Bab 60 • It's My Heart

2.6K 206 0
                                    

Seharian penuh, Elektra menangis dikamar Sally, dengan Sally dan March yang mendampingi gadis itu.

March mendesah, "Aku tidak mengerti dengan Dylan."

Elektra menutup wajahnya, kembali menangis, entah untuk yang keberapa kalinya. "I-ini semua salahku," isaknya. "Aku bodoh sekali. YaTuhan."

Sally menggeleng frustasi. Ia melirik March, memberi kode untuk mengikutinya. March mengangguk, mengikuti Sally yang berjalan ke arah kamar mandi.

Setelah dikiranya Elektra tidak dapat mendengar pembicaraan mereka, Sally berucap, "Kita harus membuat mereka bertemu. Maksudku, bertemu, benar-benar berbicara dari hati ke hati—kau tau, sesuatu seperti itu."

March mengangguk setuju, "Kau benar. Punya id—oh, aku tau!"

March tersenyum lebar, segera membisikkan rencana yang terlintas dalam otaknya.

✖️

Elektra memasuki ruang musik keesokan harinya dengan mata sembab. Diliriknya jam yang terpasang di dinding, pukul delapan lewat sepuluh menit.

Sally berkata akan menemuinya sekitar pukul delapan. Katanya, ingin mengatakan sesuatu. Dan entah kenapa, gadis itu memintanya menemuinya di ruang musik. Padahal, biasanya, mereka memilih bertemu di kafetaria, atau perpustakaan.

Elektra duduk di tengah-tengah ruangan, tempat dimana sebuah grand piano berada. Ditekannya tuts tuts tersebut dengan asal. Pikirannya jatuh pada kenangan ketika Dylan memainkan piano. Saat—

Pintu terbuka, menampilkan sosok Dylan. Luka dan lebam di wajahnya masih terlihat dengan jelas. Segera, Elektra bangkit dari duduknya.

"Dyla—"

Tapi, begitu tatapan keduanya bertemu, Dylan berbalik, bersiap untuk keluar dari ruangan tersebut.

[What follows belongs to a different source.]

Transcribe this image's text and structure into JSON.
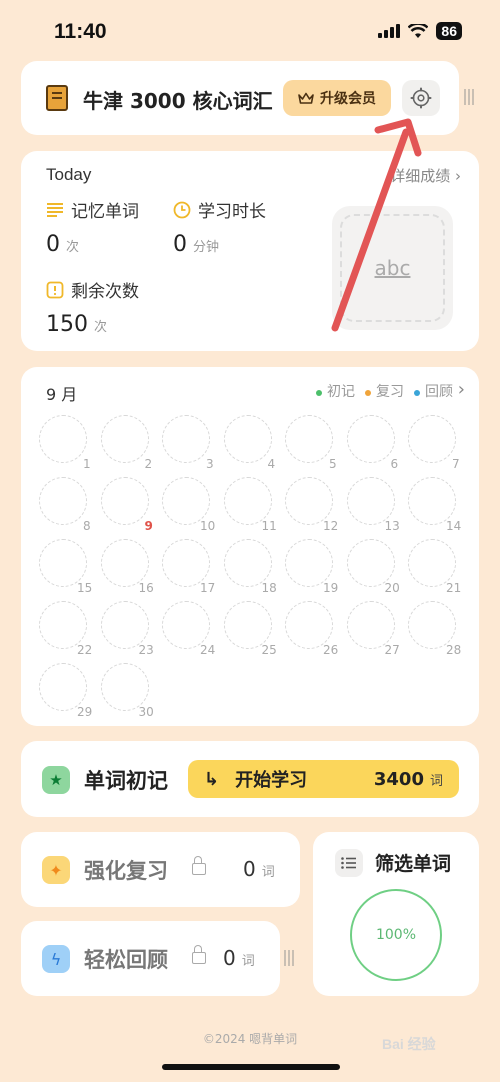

Sayangnya, pintu tersebut terkunci. March dan Sally mengunci ruangan tersebut dari luar.

Dylan mendesah. Seharusnya ia tahu, ini rencana March.

Ia berbalik, menatap sekilas Elektra, sebelum akhirnya memilih untuk duduk dipojok ruangan, berjauhan dengan Elektra.

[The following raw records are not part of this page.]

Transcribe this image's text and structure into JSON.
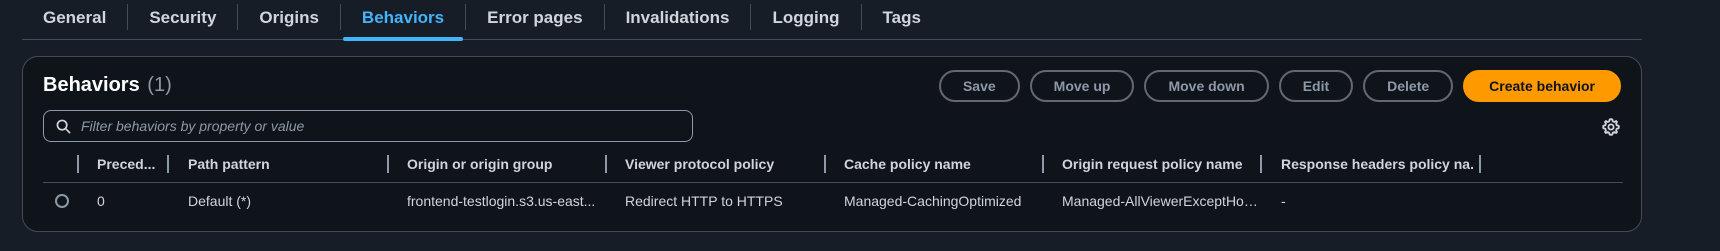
{
  "tabs": [
    {
      "label": "General"
    },
    {
      "label": "Security"
    },
    {
      "label": "Origins"
    },
    {
      "label": "Behaviors"
    },
    {
      "label": "Error pages"
    },
    {
      "label": "Invalidations"
    },
    {
      "label": "Logging"
    },
    {
      "label": "Tags"
    }
  ],
  "active_tab": "Behaviors",
  "panel": {
    "title": "Behaviors",
    "count": "(1)",
    "buttons": {
      "save": "Save",
      "move_up": "Move up",
      "move_down": "Move down",
      "edit": "Edit",
      "delete": "Delete",
      "create": "Create behavior"
    },
    "search_placeholder": "Filter behaviors by property or value"
  },
  "table": {
    "headers": [
      "Preced...",
      "Path pattern",
      "Origin or origin group",
      "Viewer protocol policy",
      "Cache policy name",
      "Origin request policy name",
      "Response headers policy na..."
    ],
    "rows": [
      {
        "precedence": "0",
        "path_pattern": "Default (*)",
        "origin": "frontend-testlogin.s3.us-east...",
        "viewer_protocol_policy": "Redirect HTTP to HTTPS",
        "cache_policy": "Managed-CachingOptimized",
        "origin_request_policy": "Managed-AllViewerExceptHostHea",
        "response_headers_policy": "-"
      }
    ]
  },
  "colors": {
    "accent": "#42b4ff",
    "primary_button": "#ff9900",
    "background": "#161d26",
    "panel": "#0f141a"
  },
  "icons": {
    "search": "search-icon",
    "settings": "gear-icon"
  }
}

Elektra menghembuskan napas pelan. "Maaf," lirih Elektra.

Dylan bergeming, walaupun dapat mendengar kata tersebut.

Elektra berucap lagi, "Ponselku hilang. Aku jadi tidak bisa menguhubungimu, atau Sally, atau March, atau bahkan Grandpa dan Grandma. Aku lupa password skype dan kik milikku.

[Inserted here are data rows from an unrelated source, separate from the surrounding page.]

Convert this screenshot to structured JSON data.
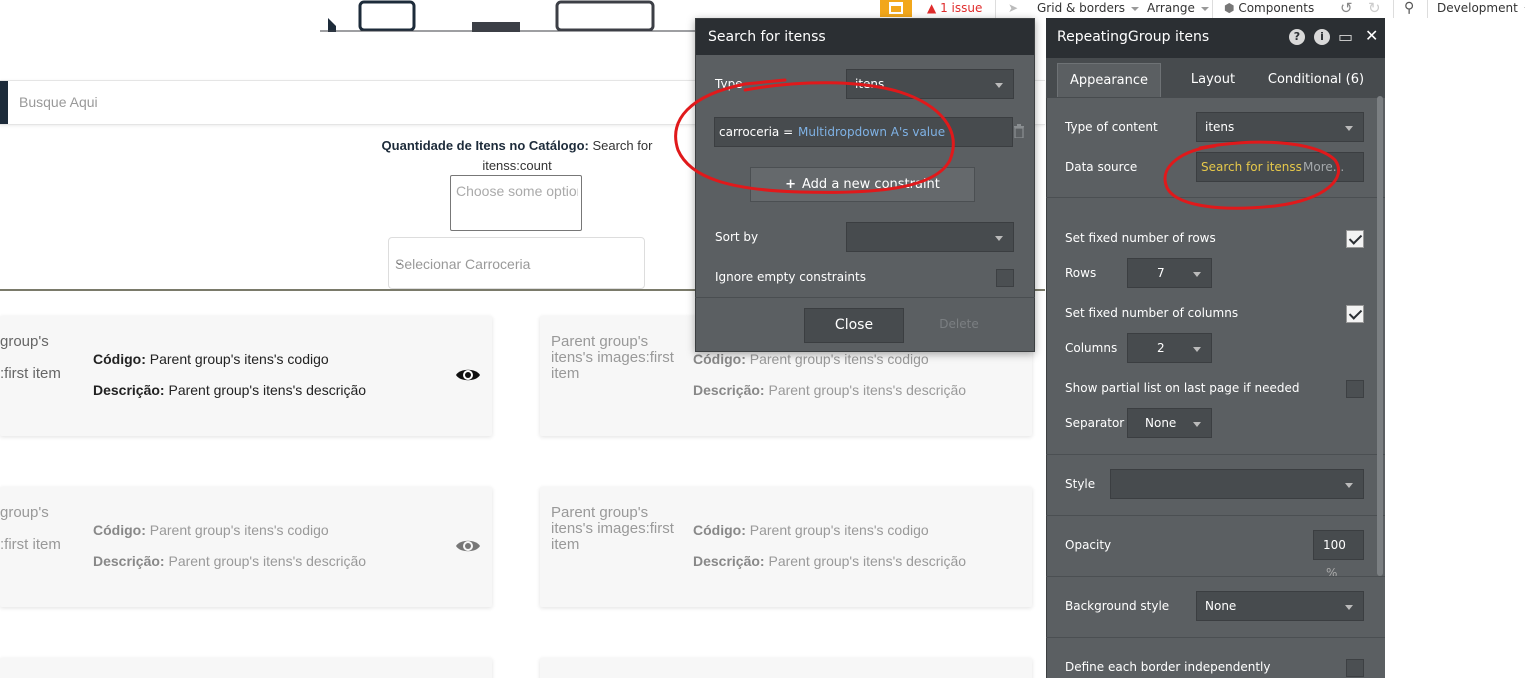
{
  "toolbar": {
    "issues": "1 issue",
    "grid_borders": "Grid & borders",
    "arrange": "Arrange",
    "components": "Components",
    "development": "Development"
  },
  "canvas": {
    "search_placeholder": "Busque Aqui",
    "qty_label": "Quantidade de Itens no Catálogo:",
    "qty_value": "Search for itenss:count",
    "multidropdown_placeholder": "Choose some options",
    "carroceria_placeholder": "Selecionar Carroceria",
    "cards": [
      {
        "image_alt": "group's\n\n:first item",
        "codigo_label": "Código:",
        "codigo_value": "Parent group's itens's codigo",
        "descricao_label": "Descrição:",
        "descricao_value": "Parent group's itens's descrição"
      },
      {
        "image_alt": "Parent group's itens's images:first item",
        "codigo_label": "Código:",
        "codigo_value": "Parent group's itens's codigo",
        "descricao_label": "Descrição:",
        "descricao_value": "Parent group's itens's descrição"
      },
      {
        "image_alt": "group's\n\n:first item",
        "codigo_label": "Código:",
        "codigo_value": "Parent group's itens's codigo",
        "descricao_label": "Descrição:",
        "descricao_value": "Parent group's itens's descrição"
      },
      {
        "image_alt": "Parent group's itens's images:first item",
        "codigo_label": "Código:",
        "codigo_value": "Parent group's itens's codigo",
        "descricao_label": "Descrição:",
        "descricao_value": "Parent group's itens's descrição"
      }
    ]
  },
  "search_popup": {
    "title": "Search for itenss",
    "type_label": "Type",
    "type_value": "itens",
    "constraint_key": "carroceria =",
    "constraint_value": "Multidropdown A's value",
    "add_constraint": "Add a new constraint",
    "sort_by_label": "Sort by",
    "sort_by_value": "",
    "ignore_empty_label": "Ignore empty constraints",
    "close_label": "Close",
    "delete_label": "Delete"
  },
  "property_editor": {
    "title": "RepeatingGroup itens",
    "tabs": [
      {
        "label": "Appearance",
        "active": true
      },
      {
        "label": "Layout",
        "active": false
      },
      {
        "label": "Conditional (6)",
        "active": false
      }
    ],
    "type_of_content_label": "Type of content",
    "type_of_content_value": "itens",
    "data_source_label": "Data source",
    "data_source_value": "Search for itenss",
    "data_source_more": "More...",
    "fixed_rows_label": "Set fixed number of rows",
    "fixed_rows_checked": true,
    "rows_label": "Rows",
    "rows_value": "7",
    "fixed_cols_label": "Set fixed number of columns",
    "fixed_cols_checked": true,
    "columns_label": "Columns",
    "columns_value": "2",
    "partial_list_label": "Show partial list on last page if needed",
    "partial_list_checked": false,
    "separator_label": "Separator",
    "separator_value": "None",
    "style_label": "Style",
    "style_value": "",
    "opacity_label": "Opacity",
    "opacity_value": "100",
    "opacity_unit": "%",
    "bg_style_label": "Background style",
    "bg_style_value": "None",
    "border_label": "Define each border independently",
    "border_checked": false
  },
  "colors": {
    "panel_bg": "#5b5f62",
    "panel_header": "#2b2f33",
    "annotation_red": "#e0191b",
    "data_source_yellow": "#e6c84a",
    "dynamic_value_blue": "#7fb2e5"
  }
}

Aku minta maaf, Dylan. Dad menyuruhku untuk tinggal disana. Aku tidak bisa menolak. Ini awal yang baru untukku, kau tau, setelah sekian lama. Tapi," Elektra menatap lekat Dylan yang tengah menunduk di pojok sana. "Aku juga tidak bisa pergi begitu saja. Aku meninggalkan sesuatu yang berharga disini."

Akhirnya, Dylan mendongak, dan tatapan keduanya bertemu. Suara serak Dylan mengucapkan, "Apa? Kau meninggalkan apa disini?"

Perlahan, Elektra bangkit dari duduknya, berjalan mendekati Dylan. Dylan bergeming, tidak mencoba untuk menghindari Elektra. Sampai Elektra sampai di hadapan Dylan, gadis itu meraup wajah Dylan.

Dylan mengadah, dan Elektra menunduk, menatap lekat iris biru yang dirindukannya. Perlahan, Elektra mendekatkan wajahnya kearah wajah Dylan.

Sampai bibirnya bertemu dengan bibir Dylan. Satu kecupkan mendarat di bibir Dylan. Hanya sebuah kecupan ringan, tanpa lumatan, tetapi berlangsung cukup lama. Untuk menebus rasa rindu yang keduanya rasakan.

Elektra melepaskan ciumannya, masih menatap iris biru Dylan dengan lekat. "Aku meninggalkan hatiku disini, bersamamu, Dylan."